The situation for the DGFF is similar, though rather than focusing on the condition, it makes sense to start by focusing on the sub-domain of interest. Let $A\subset D$, and take $B=\bar D\backslash A$. So in particular $\partial A\subset B$.

Then we have that conditional on $h^D\big|_{\partial A}$, the restricted fields $h^D\big|_{B\backslash \partial A}$ and $h^D\big|_A$ are independent. Furthermore, $h^D\big|_A$ has the distribution of the DGFF on A, with boundary condition given by $h^D\big|_{\partial A}$. As in the discrete bridge, this follows just by splitting the density. Every gradient term corresponds to an edge in the underlying graph that lies either entirely inside $\bar A$ or entirely inside B. This holds for a general class of Gibbs models where the Hamiltonian depends only on the sum of some function of the heights (taken to be constant in this ‘free’ model) and the sum of some function of their nearest-neighbour gradients.

One additional and useful interpretation is that if we only care about the field on the restricted region A, the dependence of $h^D\big|_A$ on $h^D\big|_{D\backslash A}$ comes only through $h^D\big|_{\partial A}$. But more than that, it comes only through the (random) harmonic function which extends the (random) values taken on the boundary of A to the whole of A. So, if $h^A$ is an independent DGFF on A with zero boundary conditions, we can construct the DGFF $h^D$ from its value on $D\backslash A$ via

$h^D_x \stackrel{d}= h^A_x + \varphi^{h^D\big|_{\partial A}},$

where $\varphi^{h^D\big|_{\partial A}}$ is the unique harmonic extension of the (random) values taken by $h^D$ on $\partial A$ to $\bar A$.

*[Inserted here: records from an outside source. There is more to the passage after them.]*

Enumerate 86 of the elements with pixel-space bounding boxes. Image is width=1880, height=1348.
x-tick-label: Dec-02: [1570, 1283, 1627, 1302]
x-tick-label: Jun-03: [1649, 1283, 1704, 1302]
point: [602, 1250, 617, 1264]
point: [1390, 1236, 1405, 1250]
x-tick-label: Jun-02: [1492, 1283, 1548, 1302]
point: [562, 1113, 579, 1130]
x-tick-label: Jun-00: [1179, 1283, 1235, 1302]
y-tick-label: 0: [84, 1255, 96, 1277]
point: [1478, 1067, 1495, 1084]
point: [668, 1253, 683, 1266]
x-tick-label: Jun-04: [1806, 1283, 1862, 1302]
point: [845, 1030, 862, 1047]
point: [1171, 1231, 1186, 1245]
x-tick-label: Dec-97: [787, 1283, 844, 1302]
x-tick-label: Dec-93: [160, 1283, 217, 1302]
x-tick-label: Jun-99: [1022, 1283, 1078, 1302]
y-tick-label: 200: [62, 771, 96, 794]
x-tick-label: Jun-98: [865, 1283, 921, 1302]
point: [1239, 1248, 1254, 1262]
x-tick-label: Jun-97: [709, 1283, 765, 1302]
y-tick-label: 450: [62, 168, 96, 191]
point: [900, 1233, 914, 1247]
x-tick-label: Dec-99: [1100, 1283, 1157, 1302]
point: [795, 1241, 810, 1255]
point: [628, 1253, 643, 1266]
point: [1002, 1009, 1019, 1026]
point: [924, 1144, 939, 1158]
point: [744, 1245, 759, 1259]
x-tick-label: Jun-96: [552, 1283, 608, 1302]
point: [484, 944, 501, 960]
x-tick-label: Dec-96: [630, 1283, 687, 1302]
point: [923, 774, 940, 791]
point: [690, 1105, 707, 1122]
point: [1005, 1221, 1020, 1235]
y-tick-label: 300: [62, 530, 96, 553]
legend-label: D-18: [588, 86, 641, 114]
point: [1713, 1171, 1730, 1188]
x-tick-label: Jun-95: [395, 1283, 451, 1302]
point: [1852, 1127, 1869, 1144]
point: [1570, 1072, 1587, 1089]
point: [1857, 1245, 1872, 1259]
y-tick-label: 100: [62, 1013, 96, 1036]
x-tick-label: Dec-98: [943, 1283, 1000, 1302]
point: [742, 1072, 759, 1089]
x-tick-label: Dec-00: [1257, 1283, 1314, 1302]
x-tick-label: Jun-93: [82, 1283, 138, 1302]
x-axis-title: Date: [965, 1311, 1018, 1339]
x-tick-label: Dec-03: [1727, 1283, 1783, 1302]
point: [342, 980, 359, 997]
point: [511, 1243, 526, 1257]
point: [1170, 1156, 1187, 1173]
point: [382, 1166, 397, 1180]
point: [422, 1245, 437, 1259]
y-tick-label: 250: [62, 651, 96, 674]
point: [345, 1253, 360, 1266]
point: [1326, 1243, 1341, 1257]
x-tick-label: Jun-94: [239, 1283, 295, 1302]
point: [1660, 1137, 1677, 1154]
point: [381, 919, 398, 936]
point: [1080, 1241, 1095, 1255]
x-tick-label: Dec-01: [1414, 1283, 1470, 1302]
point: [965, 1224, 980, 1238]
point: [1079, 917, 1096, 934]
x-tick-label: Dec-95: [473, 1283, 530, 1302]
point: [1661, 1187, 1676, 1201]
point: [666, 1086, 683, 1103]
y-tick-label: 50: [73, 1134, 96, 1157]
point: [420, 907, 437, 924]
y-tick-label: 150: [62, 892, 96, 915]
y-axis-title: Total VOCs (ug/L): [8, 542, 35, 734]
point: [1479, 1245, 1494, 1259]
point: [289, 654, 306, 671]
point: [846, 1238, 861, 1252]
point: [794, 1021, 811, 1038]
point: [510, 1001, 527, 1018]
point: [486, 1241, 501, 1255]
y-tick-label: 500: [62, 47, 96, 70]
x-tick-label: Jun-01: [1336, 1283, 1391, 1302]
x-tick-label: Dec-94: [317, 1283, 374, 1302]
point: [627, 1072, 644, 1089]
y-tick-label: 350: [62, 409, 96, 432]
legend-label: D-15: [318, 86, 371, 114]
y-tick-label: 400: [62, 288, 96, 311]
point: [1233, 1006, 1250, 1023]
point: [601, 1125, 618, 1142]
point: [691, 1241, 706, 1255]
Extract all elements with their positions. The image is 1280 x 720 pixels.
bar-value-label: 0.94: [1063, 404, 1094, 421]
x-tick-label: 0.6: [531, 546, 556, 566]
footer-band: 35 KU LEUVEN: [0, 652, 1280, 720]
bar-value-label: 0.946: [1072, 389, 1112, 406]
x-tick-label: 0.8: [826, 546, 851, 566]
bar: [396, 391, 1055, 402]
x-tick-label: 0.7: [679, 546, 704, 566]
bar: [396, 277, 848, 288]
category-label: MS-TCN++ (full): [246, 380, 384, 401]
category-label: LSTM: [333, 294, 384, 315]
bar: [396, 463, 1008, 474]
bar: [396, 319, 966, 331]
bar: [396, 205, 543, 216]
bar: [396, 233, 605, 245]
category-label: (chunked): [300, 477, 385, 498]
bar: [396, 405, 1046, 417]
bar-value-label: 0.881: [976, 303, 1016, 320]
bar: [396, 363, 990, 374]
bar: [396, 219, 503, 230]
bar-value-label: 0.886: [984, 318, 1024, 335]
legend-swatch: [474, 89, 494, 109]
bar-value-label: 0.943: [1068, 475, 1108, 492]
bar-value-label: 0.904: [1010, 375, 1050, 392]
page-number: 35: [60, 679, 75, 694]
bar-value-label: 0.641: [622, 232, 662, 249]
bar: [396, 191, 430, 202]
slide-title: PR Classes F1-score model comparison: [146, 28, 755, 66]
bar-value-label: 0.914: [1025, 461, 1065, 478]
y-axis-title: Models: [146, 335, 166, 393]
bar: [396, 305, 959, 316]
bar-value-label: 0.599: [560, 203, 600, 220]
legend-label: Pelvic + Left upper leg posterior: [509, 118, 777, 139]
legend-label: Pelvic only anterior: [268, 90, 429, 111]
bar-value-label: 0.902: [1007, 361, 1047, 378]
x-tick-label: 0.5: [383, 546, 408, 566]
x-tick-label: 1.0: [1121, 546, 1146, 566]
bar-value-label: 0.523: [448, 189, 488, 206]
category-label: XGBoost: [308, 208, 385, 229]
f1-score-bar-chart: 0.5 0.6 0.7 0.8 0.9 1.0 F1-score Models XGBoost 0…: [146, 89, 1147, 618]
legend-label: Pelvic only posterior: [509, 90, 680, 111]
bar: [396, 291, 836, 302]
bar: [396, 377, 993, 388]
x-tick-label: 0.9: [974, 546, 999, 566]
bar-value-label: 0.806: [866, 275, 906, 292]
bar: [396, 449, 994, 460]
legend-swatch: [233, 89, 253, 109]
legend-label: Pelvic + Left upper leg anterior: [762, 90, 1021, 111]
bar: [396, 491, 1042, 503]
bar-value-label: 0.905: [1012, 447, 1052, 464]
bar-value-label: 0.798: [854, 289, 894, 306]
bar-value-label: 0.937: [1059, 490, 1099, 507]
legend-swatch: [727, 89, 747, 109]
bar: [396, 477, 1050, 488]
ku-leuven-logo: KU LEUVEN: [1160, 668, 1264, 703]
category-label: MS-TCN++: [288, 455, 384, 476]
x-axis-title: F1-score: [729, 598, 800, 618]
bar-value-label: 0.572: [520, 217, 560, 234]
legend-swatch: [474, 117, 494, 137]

This Markov property is crucial to much of the analysis to come. There are several choices of the restricted domain which come up repeatedly. In the next post we’ll look at how much one can deduce by taking A to be the even vertices in D (recalling that every integer lattice $\mathbb{Z}^d$ is bipartite), and then taking A to be a finer sublattice within D. We’ll use this to get some good bounds on the probability that the DGFF is positive on the whole of D. Perhaps later we’ll look at a ring decomposition of $\mathbb{Z}^d$ consisting of annuli spreading out from a fixed origin. Then the distribution of the field at this origin can be considered, via the final idea discussed above, as the limit of an infinite sequence of random harmonic functions given by the values taken by the field at increasingly large radius from the origin. Defining the DGFF on the whole lattice depends on the existence or otherwise of this local limit.